- Film poster
- Directed by: Michele Placido
- Written by: Carlo Bonini
- Produced by: Elide Melli
- Starring: Kim Rossi Stuart; Michele Placido; Filippo Timi; Paz Vega;
- Cinematography: Arnaldo Catinari
- Music by: Davide Cavuti Negramaro
- Distributed by: 20th Century Fox
- Release date: 17 December 2010;
- Running time: 125 minutes
- Countries: Italy, France, Romania
- Language: Italian

= Angel of Evil =

Angel of Evil (Vallanzasca – Gli angeli del male, also known as Vallanzasca – Angels of Evil) is a 2010 Italian crime film directed by Michele Placido.
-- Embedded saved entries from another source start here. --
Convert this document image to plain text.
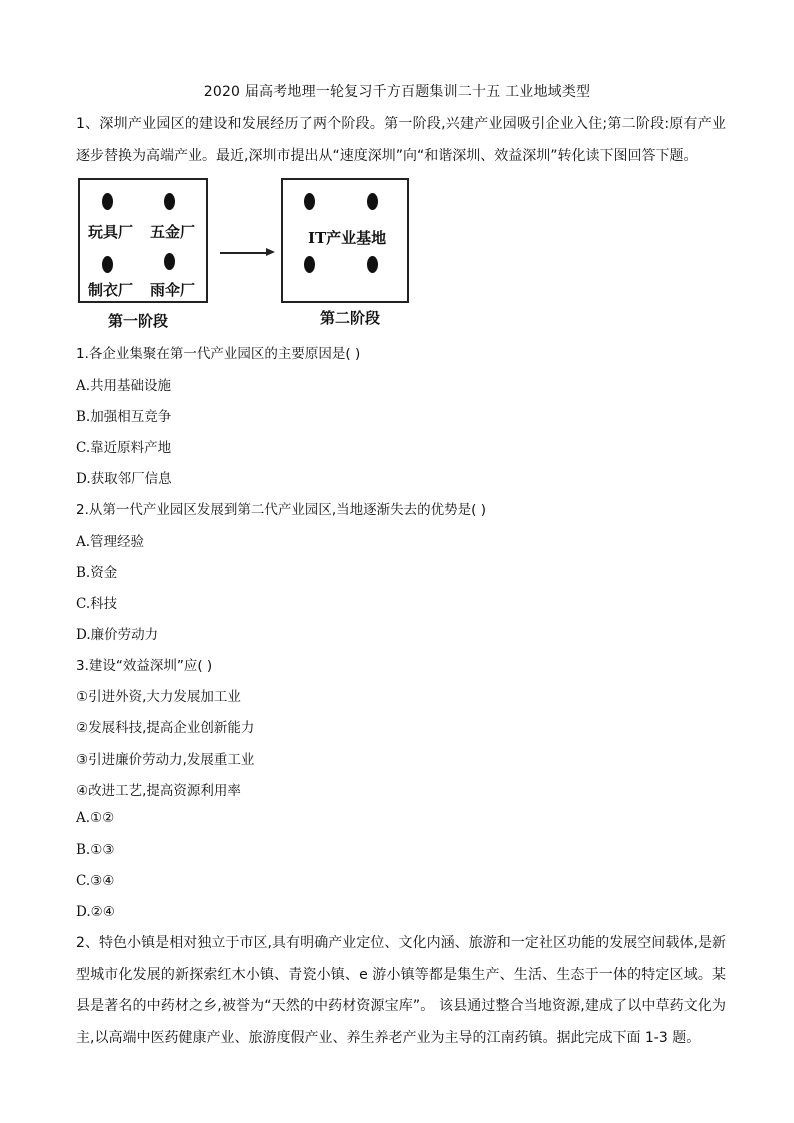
2020 届高考地理一轮复习千方百题集训二十五 工业地域类型
1、深圳产业园区的建设和发展经历了两个阶段。第一阶段,兴建产业园吸引企业入住;第二阶段:原有产业逐步替换为高端产业。最近,深圳市提出从“速度深圳”向“和谐深圳、效益深圳”转化读下图回答下题。
玩具厂 五金厂
制衣厂 雨伞厂
第一阶段
IT产业基地
第二阶段
1.各企业集聚在第一代产业园区的主要原因是( )
A.共用基础设施
B.加强相互竞争
C.靠近原料产地
D.获取邻厂信息
2.从第一代产业园区发展到第二代产业园区,当地逐渐失去的优势是( )
A.管理经验
B.资金
C.科技
D.廉价劳动力
3.建设“效益深圳”应( )
①引进外资,大力发展加工业
②发展科技,提高企业创新能力
③引进廉价劳动力,发展重工业
④改进工艺,提高资源利用率
A.①②
B.①③
C.③④
D.②④
2、特色小镇是相对独立于市区,具有明确产业定位、文化内涵、旅游和一定社区功能的发展空间载体,是新型城市化发展的新探索红木小镇、青瓷小镇、e 游小镇等都是集生产、生活、生态于一体的特定区域。某县是著名的中药材之乡,被誉为“天然的中药材资源宝库”。 该县通过整合当地资源,建成了以中草药文化为主,以高端中医药健康产业、旅游度假产业、养生养老产业为主导的江南药镇。据此完成下面 1-3 题。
It is based on the biography Il fiore del male. Bandito a Milano (The flower of evil. Bandit in Milan) of bank robber Renato Vallanzasca, by Italian journalist Carlo Bonini.

== Plot ==
Locked up in prison serving a life sentence for his crimes, an old Renato Vallanzasca (Kim Rossi Stuart) proceeds in the memories of a youth spent as head of a crime syndicate known as the chronicle Banda della Comasina, which raged in the 1970s in Milan between robberies, kidnappings, murders and evasions.

== Cast ==
- Kim Rossi Stuart as Renato Vallanzasca
- Filippo Timi as Enzo
- Paz Vega as Antonella D'Agostino
- Moritz Bleibtreu as Sergio
- Francesco Scianna as Francis Turatello
- Lia Gotti as Carmen
- Toni Pandolfo as Spaghettino
- Valeria Solarino as Ripalta Pioggia, aka Consuelo
- Lino Guanciale: Nunzio
- Nicola Acunzo: Rosario
- Gaetano Bruno: Fausto
- Paolo Mazzarelli: Beppe
- Matteo Palermo
- Gerardo Amato: Padre di Renato
- Lorenzo Gleijeses: Donato
- Adriana De Guilmi: Madre di Renato
- Federica Vincenti: Giuliana
- Stefano Chiodaroli: Armando
- Monica Bîrlădeanu as Nicoletta
- Riccardo Leonelli: Bruno, portantino

== Production ==
In 2008, 20th Century Fox showed a project of Renato Vallanzasca's movie to Michele Placido, proposing him to direct it. The director, initially uninterested, accepted the job only after being approached by Kim Rossi Stuart, who wanted to play the role of the protagonist. Placido spoke for the first time about it in a January 2009 interview, in which he announced his plans for the future, directing Vallanzasca and two other films.

== Release ==

=== Italy ===
20th Century Fox has taken care of Italian cinema distribution. Before being confirmed as the distribution company, the producers had thought of Medusa Film and Rai Cinema, but neither were interested in film studies and rejected the script. On 12 July 2010, Michele Placido said in a press release about the film that both houses had refused the rights acquisition because of the "hypocritical respectability" in Italy.
Vallanzasca was originally planned to be theatrically released in Italy in October 2010, but 20th Century Fox delayed it a few months after, to 17 December.

=== U.S. ===
The film was released in the United States in 2011 with the title Angel of Evil.

==Reception==
On Rotten Tomatoes, the film has a 52% rating based on reviews from 25 critics, and an average rating of 5.6/10. Metacritic assigned the film a weighted average score of 48 out of 100, based on 5 critics, indicating "mixed or average reviews".